Results The mean (SD) age and forced expiratory volume in 1 second of asthmatics was 36 (13.4) years and 101.16 (15.47)% predicted respectively and for healthy volunteers was 36 (7.2) years and 92.16 (17.43)% predicted. MMP25 expression was significantly (p = 0.04) higher and MMP15 expression was significantly (p = 0.04) lower is asthmatics compared to healthy volunteers. ADAM28 was significantly (p = 0.03) higher and ADAM17 and ADAMTS15 expression were significantly lower in asthma (p = 0.007 & 0.008 respectively). TIMP2 expression was significantly (p = 0.007) lower in the asthma. There were no significant changes in expression of any of the metalloproteinases or their inhibitors after montelukast therapy.
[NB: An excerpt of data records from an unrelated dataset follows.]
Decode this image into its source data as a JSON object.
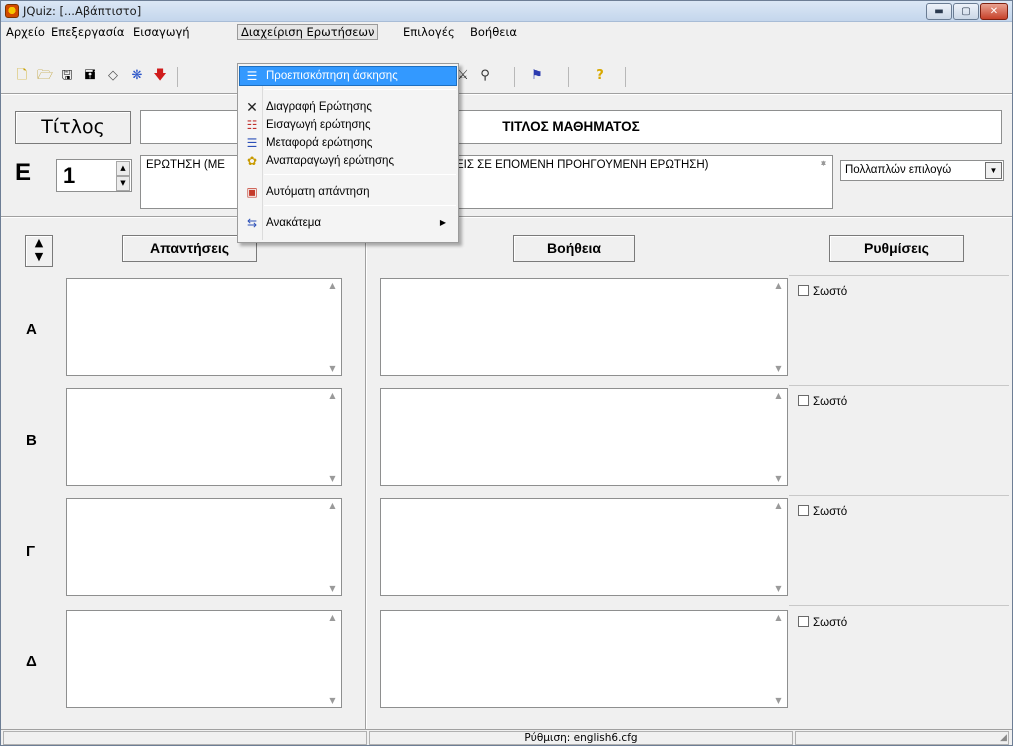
{
  "window": {
    "title": "JQuiz: [...Αβάπτιστο]",
    "controls": {
      "minimize": "▬",
      "maximize": "▢",
      "close": "✕"
    }
  },
  "menubar": {
    "items": [
      "Αρχείο",
      "Επεξεργασία",
      "Εισαγωγή",
      "Διαχείριση Ερωτήσεων",
      "Επιλογές",
      "Βοήθεια"
    ],
    "open_index": 3
  },
  "toolbar": {
    "icons": [
      "new-file-icon",
      "open-folder-icon",
      "save-icon",
      "save-as-icon",
      "eraser-icon",
      "web-export-icon",
      "download-arrow-icon",
      "list-icon",
      "replace-icon",
      "find-icon",
      "flag-icon",
      "help-icon"
    ]
  },
  "dropdown": {
    "items": [
      {
        "label": "Προεπισκόπηση άσκησης",
        "icon": "list-icon",
        "highlighted": true
      },
      {
        "label": "Διαγραφή Ερώτησης",
        "icon": "delete-x-icon"
      },
      {
        "label": "Εισαγωγή ερώτησης",
        "icon": "insert-question-icon"
      },
      {
        "label": "Μεταφορά ερώτησης",
        "icon": "move-question-icon"
      },
      {
        "label": "Αναπαραγωγή ερώτησης",
        "icon": "duplicate-question-icon"
      },
      {
        "label": "Αυτόματη απάντηση",
        "icon": "auto-answer-icon"
      },
      {
        "label": "Ανακάτεμα",
        "icon": "shuffle-icon",
        "submenu": true
      }
    ]
  },
  "main": {
    "title_button": "Τίτλος",
    "title_value": "ΤΙΤΛΟΣ ΜΑΘΗΜΑΤΟΣ",
    "question_label": "E",
    "question_number": "1",
    "question_text_left": "ΕΡΩΤΗΣΗ (ΜΕ",
    "question_text_right": "ΕΙΣ ΣΕ ΕΠΟΜΕΝΗ ΠΡΟΗΓΟΥΜΕΝΗ ΕΡΩΤΗΣΗ)",
    "question_type": "Πολλαπλών επιλογώ"
  },
  "headers": {
    "answers": "Απαντήσεις",
    "help": "Βοήθεια",
    "settings": "Ρυθμίσεις"
  },
  "answers": [
    {
      "letter": "A",
      "correct_label": "Σωστό",
      "checked": false
    },
    {
      "letter": "B",
      "correct_label": "Σωστό",
      "checked": false
    },
    {
      "letter": "Γ",
      "correct_label": "Σωστό",
      "checked": false
    },
    {
      "letter": "Δ",
      "correct_label": "Σωστό",
      "checked": false
    }
  ],
  "statusbar": {
    "config": "Ρύθμιση: english6.cfg"
  }
}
Conclusion We have studied a wide range of known MMPs, ADAMs, ADAMTSs and inhibitors with a refined technique and successfully increased the yield from induced sputum samples. Significant differences were found between healthy volunteers and asthmatic patients for gene expression of some metalloproteinases/TIMPs. This technique could be used in the future when evaluating gene expression in asthma.